Titel: Erkennung der Verfälschung des Essigs mit Schwefelsäure.
Autor: Anonymus
Fundstelle: 1844, Band 91, Nr. CVII./Miszelle 5 (S. 406–407)
URL: http://dingler.culture.hu-berlin.de/article/pj091/mi091107_5

Erkennung der Verfälschung des Essigs mit Schwefelsäure.

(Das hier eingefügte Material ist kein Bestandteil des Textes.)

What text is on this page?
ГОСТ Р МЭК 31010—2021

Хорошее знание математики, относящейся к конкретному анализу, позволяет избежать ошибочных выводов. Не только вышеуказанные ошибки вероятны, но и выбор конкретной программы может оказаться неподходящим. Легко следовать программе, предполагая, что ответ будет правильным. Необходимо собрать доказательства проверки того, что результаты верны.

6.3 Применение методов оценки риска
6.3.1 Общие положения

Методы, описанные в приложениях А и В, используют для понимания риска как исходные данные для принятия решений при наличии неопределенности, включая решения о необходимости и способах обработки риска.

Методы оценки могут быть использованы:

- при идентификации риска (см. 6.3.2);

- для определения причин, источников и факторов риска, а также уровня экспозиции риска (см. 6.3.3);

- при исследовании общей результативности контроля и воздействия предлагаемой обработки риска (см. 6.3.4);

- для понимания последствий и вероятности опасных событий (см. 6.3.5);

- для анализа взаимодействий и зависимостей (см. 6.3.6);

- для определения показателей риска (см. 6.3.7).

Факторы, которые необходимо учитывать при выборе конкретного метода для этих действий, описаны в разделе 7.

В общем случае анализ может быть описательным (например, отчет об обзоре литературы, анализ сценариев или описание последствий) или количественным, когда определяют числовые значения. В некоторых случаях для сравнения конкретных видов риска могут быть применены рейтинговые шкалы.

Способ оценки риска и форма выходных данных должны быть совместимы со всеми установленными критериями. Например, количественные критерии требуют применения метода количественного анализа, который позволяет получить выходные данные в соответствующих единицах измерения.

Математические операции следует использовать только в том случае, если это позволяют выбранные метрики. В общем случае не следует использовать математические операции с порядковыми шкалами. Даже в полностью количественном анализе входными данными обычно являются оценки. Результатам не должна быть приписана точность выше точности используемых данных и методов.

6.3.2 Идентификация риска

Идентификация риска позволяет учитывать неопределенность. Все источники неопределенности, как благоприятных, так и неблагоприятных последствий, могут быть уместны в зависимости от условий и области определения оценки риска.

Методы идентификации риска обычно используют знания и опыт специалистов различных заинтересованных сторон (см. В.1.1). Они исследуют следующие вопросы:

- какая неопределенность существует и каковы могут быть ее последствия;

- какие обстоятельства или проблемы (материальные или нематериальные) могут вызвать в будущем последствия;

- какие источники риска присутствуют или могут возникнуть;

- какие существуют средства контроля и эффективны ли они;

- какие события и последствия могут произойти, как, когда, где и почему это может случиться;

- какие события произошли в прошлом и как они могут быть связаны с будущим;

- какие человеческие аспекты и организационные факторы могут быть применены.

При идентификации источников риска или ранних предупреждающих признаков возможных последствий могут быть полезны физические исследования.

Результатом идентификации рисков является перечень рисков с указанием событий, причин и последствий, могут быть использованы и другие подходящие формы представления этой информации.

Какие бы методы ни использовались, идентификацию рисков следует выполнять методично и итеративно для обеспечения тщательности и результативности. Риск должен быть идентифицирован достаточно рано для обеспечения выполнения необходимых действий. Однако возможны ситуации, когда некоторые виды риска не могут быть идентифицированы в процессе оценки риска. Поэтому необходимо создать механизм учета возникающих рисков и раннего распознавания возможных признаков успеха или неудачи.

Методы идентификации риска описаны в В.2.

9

Professor Garnier macht im Journal de Chimie médicale, Februar 1844, S. 96 auf ein Mittel, die Verfälschung des Essigs mit Schwefelsäure zu erkennen, aufmerksam, welches bisher wohl schwerlich dazu benüzt wurde. Bekanntlich verwandelt verdünnte Schwefelsäure unter Beihülfe der Wärme das Stärkmehl zuerst in Dextrin und später in Traubenzuker. Im erstern Zustand wird es vom Jod weinartig violett gefärbt, im leztern findet, nach Maaßgabe des Fortschrittes der Zersezung, Farbenveränderung und endlich gar |407| keine Färbung mehr statt. Wenn der Essig nur 1/1000 Schwefelsäure enthält, läßt sich diese dadurch noch entdeken; man nimmt 8 Grane Stärkmehl auf 3⅓ Unzen Essigs und erhizt sie in einem Arzneifläschchen. Bei dem verfälschten Essig nimmt man in 10 Minuten schon die Farbenveränderung wahr und in 20 bis 30 Minuten ist er entfärbt. Die Blaufärbung des Stärkmehls durch Jod bleibt in reinem Essig unverändert.